Alors que les projecteurs internationaux se braquent sur la « paix historique » signée avec le Rwanda, la RDC traverse une semaine où le fossé entre annonces diplomatiques et réalité du terrain n’a jamais été aussi criant. Les combats gagnent en intensité dans l’est, les populations civiles paient le prix fort, tandis que les voix contestent l’efficacité des solutions venues d’ailleurs. Où est donc le sursaut national attendu ?
Impossible de l’ignorer : la crise sécuritaire s’est imposée cette semaine comme le fait saillant, encore exacerbé par le chaos humanitaire. De l’Ituri au Nord-Kivu, l’engrenage des violences (fusillades à Kisangani, braquages sanglants à Lubumbashi, infiltration d’agents privés étrangers) s’intensifie. En parallèle, l’armée annonce la neutralisation des milices Mobondo, tandis que la contestation civile s’alarme de la dégradation continue dans les zones sous contrôle rebelle. L’affaire Bunagana – poste frontalier rouvert unilatéralement par l’Ouganda en territoire M23 – cristallise toutes les colères : perte de souveraineté, humiliation d’État, impuissance politique.
Ce contexte empoisonné fragilise, voire rend illusoire, l’« accord de Washington ». Le scepticisme est patent dans tous les débats – sociétés civiles, leaders religieux, opposition. Mgr Nshole dénonce un texte qui occulte sciemment les racines historiques de la crise, tandis que les failles du dialogue inclusif réactivent les clivages. Jusque dans la gestion des finances publiques, c’est l’incapacité de l’État à réguler (112 millions USD de dérapages budgétaires en 6 mois !) qui alimente la colère sociale.

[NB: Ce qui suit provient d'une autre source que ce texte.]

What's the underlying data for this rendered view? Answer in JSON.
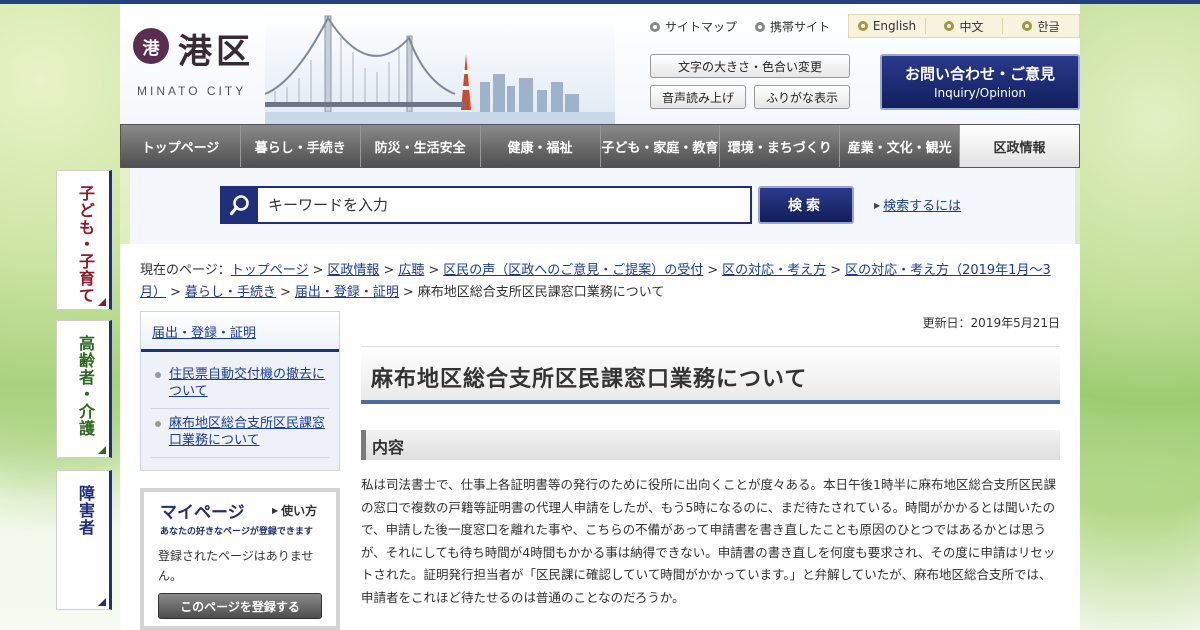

Face à cette défaillance sécuritaire et à l’absence de réponses rapides à la crise alimentaire (28 millions d’affamés selon la semaine précédente), l’urgence d’un changement de gouvernance s’impose. Le tissu social, déjà mis à mal par l’explosion des violences, l’école ruiné par la guerre (20 écoles détruites dans le Masisi, bulletins scolaires bloqués en raison du détournement), et l’impunité chronique (affaires judiciaires non élucidées, justice militaire en crise), réclament des actes et non plus des promesses. La récente vague de protestations pour l’équité, la cohésion et la place de la jeunesse, prouve que le sentiment populaire n’attend plus que des décrets symboliques ou des réunions à huis clos. Pire : la suspension des aides humanitaires occidentales, illustrée par le retrait de l’USAID et la fermeture de bureaux du HCR, laisse des millions de Congolais dans une précarité extrême.
Le panorama n’est pas totalement noir : des voix s’élèvent, refusent l’exclusion des femmes, exigent la justice pour les victimes ignorées ou massacrées, et célèbrent l’émergence de figures de résistance (qu’elles soient culturelles, sociales ou sportives comme Olga Massombo). Mais tous ces signaux convergent vers une exigence : retrouver la capacité, comme peuple souverain, de décider de notre sécurité, de notre justice et de notre avenir commun. Cette semaine, notre société a montré qu’elle refusait la résignation, et c’est là, peut-être, le vrai fil rouge de l’actualité.
Si la RDC veut éviter qu’une fois de plus la « paix » ne soit qu’une parenthèse fragile, il lui faut écouter la rue, institutionnaliser le dialogue entre toutes les composantes de la nation et prioriser l’action concrète sur les incantations. Gouvernants, élites et partenaires internationaux : la population ne veut plus de paix d’apparat mais de sécurité réelle, d’accès à la justice et à des services essentiels. Nous appelons à un sursaut national et au courage politique : il n’y aura pas d’avenir sans justice pour les victimes, sans équité dans la gestion publique et sans implication directe des citoyens, des femmes et des jeunes dans la construction de la paix. Le moment d’agir, c’est maintenant.